On the current state of mainstream media, Francis observed, “There is a problem with the news, in that the news is reported without any thought about its impact or actual meaning on the listeners. What I’m able to do with Planet Waves is draw the connection between the changes that the world is going through to the individual community encountering those changes…to take the material on a spiritual level. That is the essence of Planet Waves.”

Founded in 1998, Planet Waves covers the spectrum of the most intimate personal material to the most widely public, where the meeting place is astrology. It is a multifaceted project: there is Planet Waves TV, which is Francis’s experimentation with YouTube. The radio aspect, however, is more recent.

“My first real radio gig was a Sunday night radio show on Radio Woodstock for a couple years in the late ‘90s. I got the hang of it doing late-night radio. I had done many appearances because I was constantly getting interviewed as the editor of Student Leader News Services. I am very comfortable with the radio format, and I love the radio format. When Planet Waves started getting its feet on the ground, I started a weekly program in 2010, and I’ve run the program continuously, weekly, for five years” (To date, Francis estimates he’s produced 250 episodes of Planet Waves).

Up until then, Planet Waves began as a paid newsletter. “When the blog format became inevitable, I resisted,” explained Francis, “but in 2008 we went into a blog format. It’s not really a blog, though, because there are ten writers working; I consider it a daily magazine.”

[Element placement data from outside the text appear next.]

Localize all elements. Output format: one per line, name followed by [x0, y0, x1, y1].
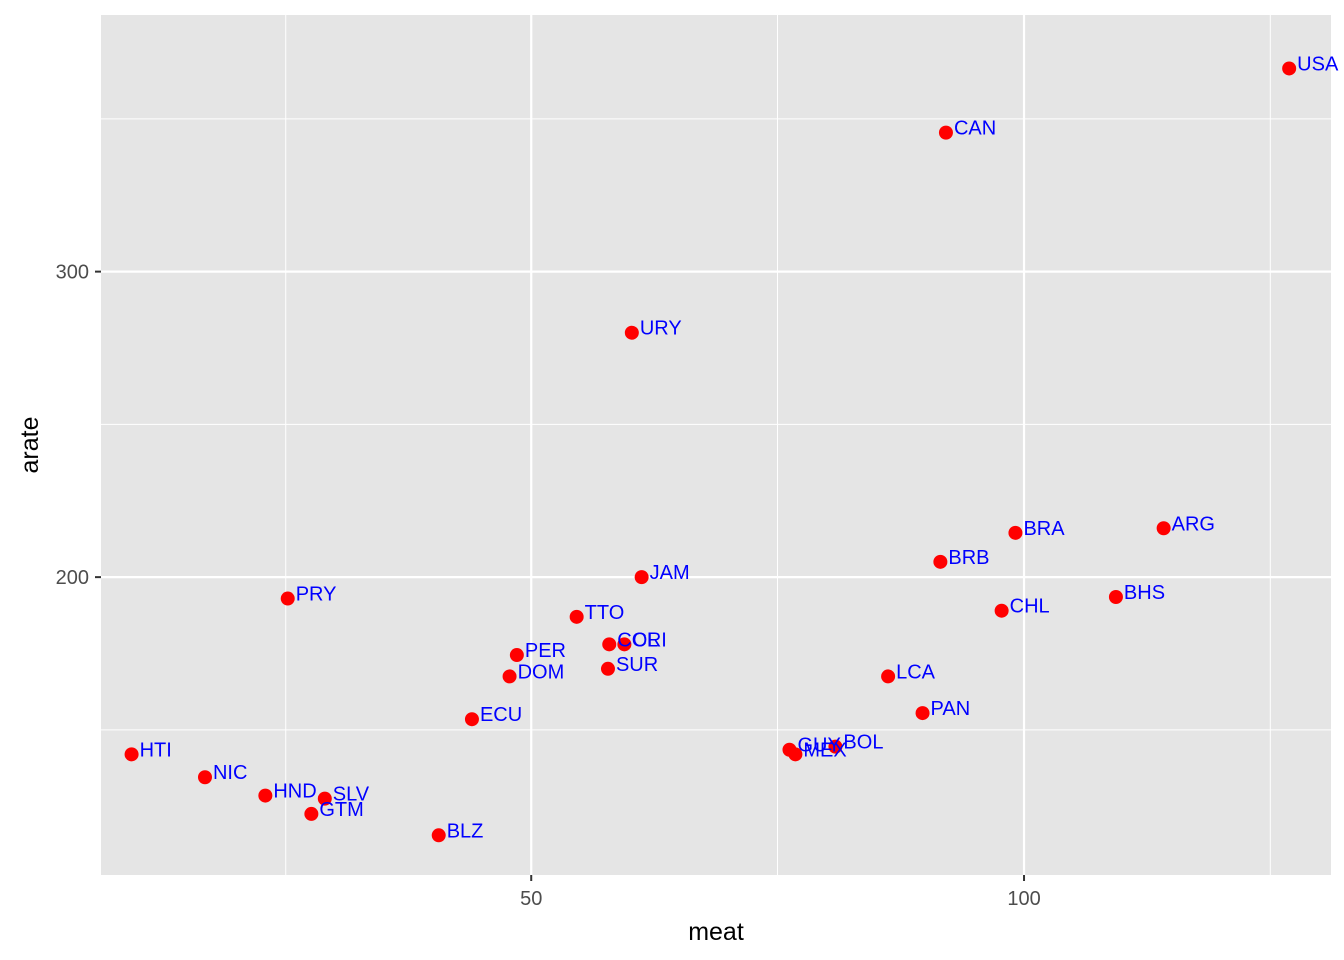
point-sur	[600, 661, 615, 676]
point-label-usa: USA	[1297, 53, 1339, 75]
point-slv	[317, 791, 332, 806]
point-label-tto: TTO	[585, 602, 625, 624]
y-tick-label: 300	[56, 262, 89, 284]
point-label-bol: BOL	[843, 732, 883, 754]
point-pry	[280, 591, 295, 606]
point-nic	[197, 770, 212, 785]
point-label-brb: BRB	[948, 547, 989, 569]
point-label-chl: CHL	[1010, 596, 1050, 618]
x-tick-label: 100	[1007, 888, 1040, 910]
point-hnd	[258, 788, 273, 803]
point-chl	[994, 603, 1009, 618]
x-tick-label: 50	[520, 888, 542, 910]
point-label-nic: NIC	[213, 762, 247, 784]
point-jam	[634, 570, 649, 585]
point-bra	[1008, 525, 1023, 540]
point-lca	[881, 669, 896, 684]
point-label-gtm: GTM	[319, 799, 363, 821]
point-label-arg: ARG	[1172, 513, 1215, 535]
x-axis-title: meat	[688, 918, 744, 946]
data-points	[124, 61, 1297, 843]
major-gridlines	[101, 15, 1331, 875]
point-ecu	[464, 712, 479, 727]
point-label-jam: JAM	[650, 562, 690, 584]
point-label-ecu: ECU	[480, 704, 522, 726]
point-ury	[624, 325, 639, 340]
point-dom	[502, 669, 517, 684]
point-col	[602, 637, 617, 652]
point-cri	[617, 637, 632, 652]
point-label-blz: BLZ	[447, 820, 484, 842]
point-bhs	[1108, 589, 1123, 604]
point-label-hti: HTI	[140, 739, 172, 761]
point-label-mex: MEX	[803, 739, 846, 761]
point-gtm	[304, 806, 319, 821]
point-label-pry: PRY	[296, 584, 337, 606]
point-label-bhs: BHS	[1124, 582, 1165, 604]
minor-gridlines	[101, 15, 1331, 875]
point-label-can: CAN	[954, 118, 996, 140]
point-label-per: PER	[525, 640, 566, 662]
plot-panel	[101, 15, 1331, 875]
point-per	[509, 648, 524, 663]
point-label-cri: CRI	[632, 629, 666, 651]
point-label-col: COL	[617, 629, 658, 651]
point-label-lca: LCA	[896, 661, 936, 683]
y-axis-title: arate	[16, 417, 44, 474]
point-label-hnd: HND	[273, 781, 316, 803]
point-pan	[915, 706, 930, 721]
y-axis-ticks: 200 300	[56, 262, 101, 589]
point-brb	[933, 554, 948, 569]
point-label-sur: SUR	[616, 654, 658, 676]
point-label-bra: BRA	[1023, 518, 1065, 540]
point-label-ury: URY	[640, 318, 682, 340]
point-hti	[124, 747, 139, 762]
x-axis-ticks: 50 100	[520, 875, 1041, 910]
point-label-dom: DOM	[518, 661, 565, 683]
point-tto	[569, 609, 584, 624]
point-label-pan: PAN	[931, 698, 971, 720]
point-can	[938, 125, 953, 140]
point-arg	[1156, 521, 1171, 536]
point-bol	[828, 739, 843, 754]
point-label-guy: GUY	[797, 735, 840, 757]
y-tick-label: 200	[56, 567, 89, 589]
point-usa	[1282, 61, 1297, 76]
point-mex	[788, 747, 803, 762]
point-label-slv: SLV	[333, 784, 370, 806]
point-blz	[431, 828, 446, 843]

The main program, Planet Waves, is uploaded every Tuesday evening by 8:00ET, with a second program published monthly.

Francis was inspired to affiliate with Pacifica after hearing pledge drive programming from the nearby WJFF in Jeffersonville, New York. Currently, Eric is looking to add Pacifica programming to the schedule, including “Democracy Now!” “We’re interested in airing programs that touch on any aspect of spiritual life, food, and music. We want to keep it personal.”

Eric Francis with his dog, Jonah Kelly Francis. (Photo: Zoe West)

Eric Francis with his dog, Jonah Kelly Francis. (Photo: Zoe West)

Francis plans on using Pacifica programming to augment and build, and as part of this process, he shifted Planet Waves to a non-profit corporation, called Chiron Return, Inc. in 2014. “The inherent purpose of [Chiron Return, Inc.] is to train investigative journalists and teach media literacy. Planet Waves FM, in this sense, has become the first real project of Chiron Return, Inc., and it gives us a platform to build on.”

“I plan to prevent the art of investigative journalist from becoming a lost art,” said Francis. “One of the great gifts of the Bush-Cheney administration was that it spawned a new generation of investigative reporters.”

Francis has plenty of ideas for Planet Waves in the near future. His plans for early next year include an expansion project, involving putting investigative journalism training into motion, and to deed his entire document collection to Chiron Return, Inc. and making them available online.

Welcome to the affiliate network, Planet Waves! We look forward to seeing your progress in the years to come.